O jipe não parou para nenhum pedido de socorro das pessoas desesperadas, que tentavam fugir do deslizamento. Katherine Russel, numa tentativa desesperada de fazê-lo parar, entrou na frente do veículo, acenando loucamente. Jessica gritou. O corpo da mulher girou pelo ar, como uma boneca de trapos, quando o jipe se chocou contra ela, e continuou a avançar. Ninguém parou para verificar se ela estava viva. Sabiam que estava morta, e que seriam mortos também, caso parassem.

- Droga – exclamou Phil, levantando-se, e olhando ao seu redor. Teve uma ideia. – Jessica, quero que suba no telhado do bar! A onda parece estar perdendo as forças...!

- Não, Phil, e você...?

- Eu vou logo depois, anda! – o rapaz impacientou-se, e ambos começaram a correr para o bar circular, que ficava no centro da praça principal. Um vento absurdamente forte soprava para todos os lados, dificultando cada movimento. Mesmo assim, Phil ergueu a namorada pelos quadris, e pediu que ela se agarrasse às vigas do telhado. A moça obedeceu, ciente de que em breve seriam engolidos pela onda que vinha. Com dificuldade, já que as telhas estavam escorregadias, Jessica conseguiu arrastar-se até estar completamente sobre o telhado do bar. Correu os olhos pela onda, e viu que não havia mais tempo.

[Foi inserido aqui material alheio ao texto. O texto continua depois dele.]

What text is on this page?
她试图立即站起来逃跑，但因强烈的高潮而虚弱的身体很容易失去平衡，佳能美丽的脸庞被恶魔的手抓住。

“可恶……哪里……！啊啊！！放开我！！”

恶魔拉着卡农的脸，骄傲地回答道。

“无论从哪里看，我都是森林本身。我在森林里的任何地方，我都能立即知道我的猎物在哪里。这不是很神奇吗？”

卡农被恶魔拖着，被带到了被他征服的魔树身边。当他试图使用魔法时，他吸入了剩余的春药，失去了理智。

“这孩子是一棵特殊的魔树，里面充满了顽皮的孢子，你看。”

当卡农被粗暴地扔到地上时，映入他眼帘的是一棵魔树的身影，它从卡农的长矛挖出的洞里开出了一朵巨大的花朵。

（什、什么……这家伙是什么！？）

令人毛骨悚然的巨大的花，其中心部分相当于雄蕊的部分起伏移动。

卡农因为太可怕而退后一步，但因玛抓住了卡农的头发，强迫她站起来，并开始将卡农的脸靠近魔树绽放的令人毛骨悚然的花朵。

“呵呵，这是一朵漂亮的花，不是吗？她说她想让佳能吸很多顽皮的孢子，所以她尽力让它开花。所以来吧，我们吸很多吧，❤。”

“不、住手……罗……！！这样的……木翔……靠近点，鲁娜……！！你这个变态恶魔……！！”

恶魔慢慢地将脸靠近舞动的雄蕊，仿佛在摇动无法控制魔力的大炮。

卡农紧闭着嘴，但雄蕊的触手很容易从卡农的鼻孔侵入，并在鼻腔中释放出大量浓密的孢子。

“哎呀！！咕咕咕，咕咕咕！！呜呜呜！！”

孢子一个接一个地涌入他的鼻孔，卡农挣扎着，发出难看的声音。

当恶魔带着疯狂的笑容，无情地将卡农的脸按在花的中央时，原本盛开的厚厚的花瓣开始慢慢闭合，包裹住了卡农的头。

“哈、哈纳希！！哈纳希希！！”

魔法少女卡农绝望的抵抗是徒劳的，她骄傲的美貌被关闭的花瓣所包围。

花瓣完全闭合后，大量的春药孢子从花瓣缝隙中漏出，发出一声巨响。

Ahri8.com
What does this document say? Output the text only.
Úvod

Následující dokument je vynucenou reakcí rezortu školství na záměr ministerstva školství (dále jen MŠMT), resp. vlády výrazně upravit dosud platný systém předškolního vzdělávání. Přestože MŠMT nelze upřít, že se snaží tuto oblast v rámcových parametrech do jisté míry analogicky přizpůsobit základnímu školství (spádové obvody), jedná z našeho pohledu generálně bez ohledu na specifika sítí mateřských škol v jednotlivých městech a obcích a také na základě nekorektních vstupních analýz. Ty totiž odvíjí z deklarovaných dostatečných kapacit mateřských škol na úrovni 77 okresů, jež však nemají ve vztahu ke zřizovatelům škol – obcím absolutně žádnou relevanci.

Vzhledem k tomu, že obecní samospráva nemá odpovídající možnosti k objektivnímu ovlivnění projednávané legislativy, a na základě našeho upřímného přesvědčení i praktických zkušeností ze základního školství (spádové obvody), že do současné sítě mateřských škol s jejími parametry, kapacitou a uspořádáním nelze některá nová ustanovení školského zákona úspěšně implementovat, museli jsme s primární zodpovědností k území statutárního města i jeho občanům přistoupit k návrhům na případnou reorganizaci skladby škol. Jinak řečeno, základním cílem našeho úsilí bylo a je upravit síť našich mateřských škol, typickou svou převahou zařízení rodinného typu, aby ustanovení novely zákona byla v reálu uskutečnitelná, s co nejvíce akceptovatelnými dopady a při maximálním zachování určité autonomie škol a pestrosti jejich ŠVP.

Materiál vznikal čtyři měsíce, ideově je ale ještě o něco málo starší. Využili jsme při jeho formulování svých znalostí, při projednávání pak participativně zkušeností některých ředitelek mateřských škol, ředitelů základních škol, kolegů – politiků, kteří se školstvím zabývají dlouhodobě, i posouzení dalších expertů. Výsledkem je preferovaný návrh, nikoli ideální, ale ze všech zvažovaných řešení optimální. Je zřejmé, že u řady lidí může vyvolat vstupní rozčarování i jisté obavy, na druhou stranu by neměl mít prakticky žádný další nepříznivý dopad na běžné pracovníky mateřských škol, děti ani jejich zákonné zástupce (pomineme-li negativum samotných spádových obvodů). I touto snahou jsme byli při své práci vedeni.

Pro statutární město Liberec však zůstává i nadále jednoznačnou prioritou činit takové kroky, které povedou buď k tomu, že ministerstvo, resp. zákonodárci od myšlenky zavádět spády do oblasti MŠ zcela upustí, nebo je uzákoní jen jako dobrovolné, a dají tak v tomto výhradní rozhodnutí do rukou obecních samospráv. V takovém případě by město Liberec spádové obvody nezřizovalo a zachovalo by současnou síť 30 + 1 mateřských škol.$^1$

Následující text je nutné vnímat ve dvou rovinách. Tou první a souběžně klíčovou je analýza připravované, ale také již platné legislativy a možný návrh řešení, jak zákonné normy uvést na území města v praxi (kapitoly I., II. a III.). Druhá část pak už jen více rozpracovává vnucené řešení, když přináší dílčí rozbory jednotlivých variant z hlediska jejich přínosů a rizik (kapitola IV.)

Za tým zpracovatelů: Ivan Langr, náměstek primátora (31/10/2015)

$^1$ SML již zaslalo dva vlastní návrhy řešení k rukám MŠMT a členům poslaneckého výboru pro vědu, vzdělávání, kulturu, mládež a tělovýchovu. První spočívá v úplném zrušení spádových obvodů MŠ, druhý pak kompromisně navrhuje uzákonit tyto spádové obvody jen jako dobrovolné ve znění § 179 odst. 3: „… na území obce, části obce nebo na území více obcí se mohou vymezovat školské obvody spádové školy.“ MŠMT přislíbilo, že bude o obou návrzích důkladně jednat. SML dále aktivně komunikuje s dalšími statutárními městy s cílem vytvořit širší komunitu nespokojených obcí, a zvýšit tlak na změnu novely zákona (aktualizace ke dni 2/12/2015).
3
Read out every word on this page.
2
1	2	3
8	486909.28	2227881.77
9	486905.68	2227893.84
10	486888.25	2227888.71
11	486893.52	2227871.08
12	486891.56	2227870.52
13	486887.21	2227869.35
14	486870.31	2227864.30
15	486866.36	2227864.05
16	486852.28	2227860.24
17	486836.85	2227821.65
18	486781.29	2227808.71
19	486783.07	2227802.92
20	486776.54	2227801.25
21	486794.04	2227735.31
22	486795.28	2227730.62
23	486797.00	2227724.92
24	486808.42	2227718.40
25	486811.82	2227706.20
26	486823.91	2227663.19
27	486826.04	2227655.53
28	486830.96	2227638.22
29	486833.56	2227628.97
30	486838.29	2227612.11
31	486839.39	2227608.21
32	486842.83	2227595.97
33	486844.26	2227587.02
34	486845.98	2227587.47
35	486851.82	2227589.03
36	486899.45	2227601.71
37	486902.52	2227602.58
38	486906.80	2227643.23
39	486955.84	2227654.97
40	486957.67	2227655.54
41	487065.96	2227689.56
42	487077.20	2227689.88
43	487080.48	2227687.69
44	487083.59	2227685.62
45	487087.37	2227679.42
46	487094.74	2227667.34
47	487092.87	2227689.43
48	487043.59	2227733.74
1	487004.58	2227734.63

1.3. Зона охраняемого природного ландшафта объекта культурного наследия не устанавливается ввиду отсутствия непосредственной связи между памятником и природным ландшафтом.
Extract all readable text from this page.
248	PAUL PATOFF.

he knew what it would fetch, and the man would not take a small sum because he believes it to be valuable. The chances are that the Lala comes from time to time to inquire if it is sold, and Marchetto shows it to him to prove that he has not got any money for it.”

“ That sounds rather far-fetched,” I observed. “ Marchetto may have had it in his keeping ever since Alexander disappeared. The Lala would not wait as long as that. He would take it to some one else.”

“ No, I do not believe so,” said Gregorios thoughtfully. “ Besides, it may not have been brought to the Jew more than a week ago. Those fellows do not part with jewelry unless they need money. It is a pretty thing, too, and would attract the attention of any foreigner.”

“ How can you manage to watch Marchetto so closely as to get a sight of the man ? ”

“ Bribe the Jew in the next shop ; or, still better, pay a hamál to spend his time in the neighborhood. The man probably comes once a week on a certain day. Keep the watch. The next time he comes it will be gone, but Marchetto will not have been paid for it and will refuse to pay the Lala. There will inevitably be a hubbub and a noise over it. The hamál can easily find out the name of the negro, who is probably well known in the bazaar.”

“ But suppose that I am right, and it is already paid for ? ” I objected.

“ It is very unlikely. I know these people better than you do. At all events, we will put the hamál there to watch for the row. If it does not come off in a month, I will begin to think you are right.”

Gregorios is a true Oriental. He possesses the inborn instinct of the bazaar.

- Phil! – gritou ela, as lágrimas se misturando à chuva. Quando os seus olhos se encontraram, Jessica percebeu que ele sabia que não iria conseguir subir. Que, quando disse que viria logo depois, estava mentindo, apenas para salvá-la.

- Eu amo você – disseram os lábios de Phil, sua voz perdendo-se em meio ao som ensurdecedor da onda que se erguia sobre eles. E, no instante seguinte, o rapaz foi lançado contra o bar, desaparecendo completamente sob o barro. Sua visão foi obscurecida, e tudo o que ele sentiu foi a dor dos ossos se quebrando, enquanto colidia contra a parede do bar e era empalado por um tronco de árvore no abdome. Depois disso, não sentiu mais nada.

- Phil! – berrava Jessica, os cabelos louros e molhados sendo soprados pelo vento, enquanto toda a estrutura do bar estremecia. Jessica sentiu alguma coisa se partindo sob ela, e de repente, o telhado começou a ceder. Jessica desviou os olhos para a praia, onde algumas pessoas conseguiram se abrigar nas embarcações. Eles olhavam para ela. Estavam assistindo-a morrer.

Então, houve um último estremecimento, e um estalo maior. O vento continuava soprando. A chuva continuava caindo. Os relâmpagos continuavam a piscar nos céus. E, foi percebendo essas coisas que Jessica desmoronou com o telhado, caindo na implacável onda que tirara a vida de todos os seus amigos e de seu namorado. Sentiu a água pesada e escura envolvê-la. Tentou gritar. Mas som algum saiu de sua boca. Ao invés disso, barro e fragmentos de seres mortos entraram por sua garganta, sufocando-a. Debatendo-se, ou pelo menos tentando, Jessica foi tomada por uma sensação gelada e paralisante. Estava morrendo. Podia sentir a Morte. O barro encheu seus pulmões. Uma dor aguda no instalou-se em seu peito, como se ele estivesse prestes a explodir... E, então, ouviu voz empolgada do professor Shawn:

-... está na hora de conhecermos o rei e a rainha do baile!

Jessica abriu os olhos – e não conseguiu acreditar no que eles viam.